5.15. In aanmerking genomen dat er na de invoering van de receptplicht sprake is geweest van een grensverkennende fase, waarin er de nodige onduidelijkheid bestond over de voorwaarden waaraan moest worden voldoen bij het uitschrijven van bedoelde recepten en nu de in casu verweten gedragingen juist in die periode plaatsvonden, is het college van oordeel dat in dit geval kan worden volstaan met een voorwaardelijke geldboete als na te melden, met daaraan gekoppeld een proeftijd, om beklaagde aldus aan te sporen haar werkwijze voor de toekomst aan te passen.
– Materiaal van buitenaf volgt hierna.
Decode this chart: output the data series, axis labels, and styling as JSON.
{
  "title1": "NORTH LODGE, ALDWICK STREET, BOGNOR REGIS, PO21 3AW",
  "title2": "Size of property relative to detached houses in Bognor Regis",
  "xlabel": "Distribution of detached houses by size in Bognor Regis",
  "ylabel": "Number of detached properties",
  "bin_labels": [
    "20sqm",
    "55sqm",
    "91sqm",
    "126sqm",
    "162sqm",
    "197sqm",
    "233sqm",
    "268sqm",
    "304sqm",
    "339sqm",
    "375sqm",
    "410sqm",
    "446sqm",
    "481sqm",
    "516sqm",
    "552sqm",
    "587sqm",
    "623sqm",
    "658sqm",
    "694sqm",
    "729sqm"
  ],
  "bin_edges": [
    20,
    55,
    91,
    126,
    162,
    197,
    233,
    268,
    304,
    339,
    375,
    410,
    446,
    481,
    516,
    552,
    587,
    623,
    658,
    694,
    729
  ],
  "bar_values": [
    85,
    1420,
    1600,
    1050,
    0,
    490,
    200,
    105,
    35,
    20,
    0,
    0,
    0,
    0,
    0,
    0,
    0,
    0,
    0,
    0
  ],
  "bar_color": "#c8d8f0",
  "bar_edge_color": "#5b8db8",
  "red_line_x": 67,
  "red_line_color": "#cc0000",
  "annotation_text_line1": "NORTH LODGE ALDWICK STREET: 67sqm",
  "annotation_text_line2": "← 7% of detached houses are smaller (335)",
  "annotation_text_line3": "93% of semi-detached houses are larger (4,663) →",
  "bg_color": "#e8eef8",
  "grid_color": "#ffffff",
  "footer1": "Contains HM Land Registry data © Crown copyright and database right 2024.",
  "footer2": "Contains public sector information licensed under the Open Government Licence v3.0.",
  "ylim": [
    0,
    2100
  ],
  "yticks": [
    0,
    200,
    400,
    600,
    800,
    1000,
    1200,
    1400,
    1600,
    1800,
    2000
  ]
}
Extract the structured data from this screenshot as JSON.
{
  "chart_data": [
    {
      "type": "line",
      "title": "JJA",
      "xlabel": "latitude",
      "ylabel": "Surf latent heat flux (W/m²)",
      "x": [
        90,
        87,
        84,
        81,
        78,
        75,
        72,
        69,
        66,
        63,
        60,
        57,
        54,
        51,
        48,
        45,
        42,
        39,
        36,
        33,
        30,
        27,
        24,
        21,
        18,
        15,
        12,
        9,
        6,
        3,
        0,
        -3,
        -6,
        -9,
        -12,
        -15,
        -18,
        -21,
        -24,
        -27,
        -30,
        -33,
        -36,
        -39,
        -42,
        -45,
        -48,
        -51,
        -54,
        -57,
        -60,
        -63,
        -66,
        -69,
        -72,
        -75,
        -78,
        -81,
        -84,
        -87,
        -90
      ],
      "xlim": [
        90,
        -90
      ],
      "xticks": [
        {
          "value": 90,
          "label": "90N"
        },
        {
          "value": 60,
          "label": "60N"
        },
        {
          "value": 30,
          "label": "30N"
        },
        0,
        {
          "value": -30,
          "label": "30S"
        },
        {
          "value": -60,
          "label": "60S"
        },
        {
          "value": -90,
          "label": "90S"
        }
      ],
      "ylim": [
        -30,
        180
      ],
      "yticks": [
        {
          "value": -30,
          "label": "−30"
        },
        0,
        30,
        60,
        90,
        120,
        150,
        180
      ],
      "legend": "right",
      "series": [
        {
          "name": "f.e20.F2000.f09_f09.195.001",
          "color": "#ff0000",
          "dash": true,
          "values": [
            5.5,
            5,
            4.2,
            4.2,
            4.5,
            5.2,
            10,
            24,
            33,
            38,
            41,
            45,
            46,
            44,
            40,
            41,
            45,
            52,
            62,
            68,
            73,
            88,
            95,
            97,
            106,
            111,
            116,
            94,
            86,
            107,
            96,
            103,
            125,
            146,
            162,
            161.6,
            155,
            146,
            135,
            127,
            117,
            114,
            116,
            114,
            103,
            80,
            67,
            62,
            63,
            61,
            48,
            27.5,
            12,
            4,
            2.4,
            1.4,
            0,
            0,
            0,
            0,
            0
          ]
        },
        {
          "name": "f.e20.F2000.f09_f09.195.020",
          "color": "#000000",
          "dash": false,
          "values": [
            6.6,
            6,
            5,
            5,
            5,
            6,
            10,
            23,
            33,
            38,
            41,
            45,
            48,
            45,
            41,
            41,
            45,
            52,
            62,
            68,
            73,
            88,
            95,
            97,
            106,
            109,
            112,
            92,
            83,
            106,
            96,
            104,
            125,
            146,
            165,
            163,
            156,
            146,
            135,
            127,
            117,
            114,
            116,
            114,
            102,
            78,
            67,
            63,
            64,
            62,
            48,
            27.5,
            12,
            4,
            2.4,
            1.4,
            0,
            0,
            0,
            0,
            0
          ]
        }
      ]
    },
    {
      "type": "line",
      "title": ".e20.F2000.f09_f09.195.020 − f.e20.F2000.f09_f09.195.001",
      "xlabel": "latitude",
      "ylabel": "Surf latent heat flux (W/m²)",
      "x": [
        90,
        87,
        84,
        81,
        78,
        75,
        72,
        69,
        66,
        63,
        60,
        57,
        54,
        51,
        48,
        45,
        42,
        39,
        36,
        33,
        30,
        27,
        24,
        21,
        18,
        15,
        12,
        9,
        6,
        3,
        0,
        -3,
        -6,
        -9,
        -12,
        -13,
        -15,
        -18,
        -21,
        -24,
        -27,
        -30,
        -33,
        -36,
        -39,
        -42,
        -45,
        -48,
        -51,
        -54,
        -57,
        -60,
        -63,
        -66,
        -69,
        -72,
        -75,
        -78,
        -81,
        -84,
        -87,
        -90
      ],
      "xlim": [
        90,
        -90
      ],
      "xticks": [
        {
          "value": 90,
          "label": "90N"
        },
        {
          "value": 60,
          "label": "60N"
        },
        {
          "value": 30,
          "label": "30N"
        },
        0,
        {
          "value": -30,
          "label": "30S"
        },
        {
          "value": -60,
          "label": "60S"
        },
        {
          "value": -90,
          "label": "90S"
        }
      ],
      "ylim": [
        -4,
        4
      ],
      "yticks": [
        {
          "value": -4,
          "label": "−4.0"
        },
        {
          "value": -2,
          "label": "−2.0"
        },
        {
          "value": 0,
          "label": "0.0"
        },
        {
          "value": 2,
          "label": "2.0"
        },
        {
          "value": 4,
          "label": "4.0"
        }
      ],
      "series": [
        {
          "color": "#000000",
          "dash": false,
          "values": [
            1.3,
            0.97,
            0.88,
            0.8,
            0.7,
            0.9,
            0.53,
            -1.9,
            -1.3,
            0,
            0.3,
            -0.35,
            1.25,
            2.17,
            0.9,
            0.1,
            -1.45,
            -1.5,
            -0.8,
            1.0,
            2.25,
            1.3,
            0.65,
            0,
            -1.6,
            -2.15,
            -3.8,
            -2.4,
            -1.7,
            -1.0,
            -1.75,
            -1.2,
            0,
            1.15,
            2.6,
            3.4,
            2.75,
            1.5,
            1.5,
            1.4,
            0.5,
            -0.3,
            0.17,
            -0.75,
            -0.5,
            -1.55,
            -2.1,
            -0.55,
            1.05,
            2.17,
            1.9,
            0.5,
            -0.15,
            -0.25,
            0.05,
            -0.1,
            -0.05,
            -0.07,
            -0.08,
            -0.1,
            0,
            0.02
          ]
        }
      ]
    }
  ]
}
5.16. Het vorenstaande leidt tot de volgende beslissing.

6. DE BESLISSING

Het College:

verklaart de klacht gegrond;

legt beklaagde een voorwaardelijk geldboete op van € 750,=, overeenkomstig het bepaalde in artikel 16 lid 1 sub c van de Wet op de uitoefening van de diergeneeskunde 1990, met een proeftijd van twee jaar, die ingaat op de dag waarop deze uitspraak onherroepelijk is geworden.

Aldus vastgesteld te ‘s- Gravenhage door mr. G.J. van Muijen, voorzitter, en door de leden drs. J.A.A.M. van Erp, drs. Th.A.M. Witjes, drs. J.Hilvering en drs. J.A.M. van Gils, in  tegenwoordigheid van mr. J.B.M. Keijzers, secretaris.

Uitgesproken in het openbaar op 29 september 2010 door mr. G.J. van Muijen, voorzitter, in tegenwoordigheid van mr. J.B.M. Keijzers, secretaris.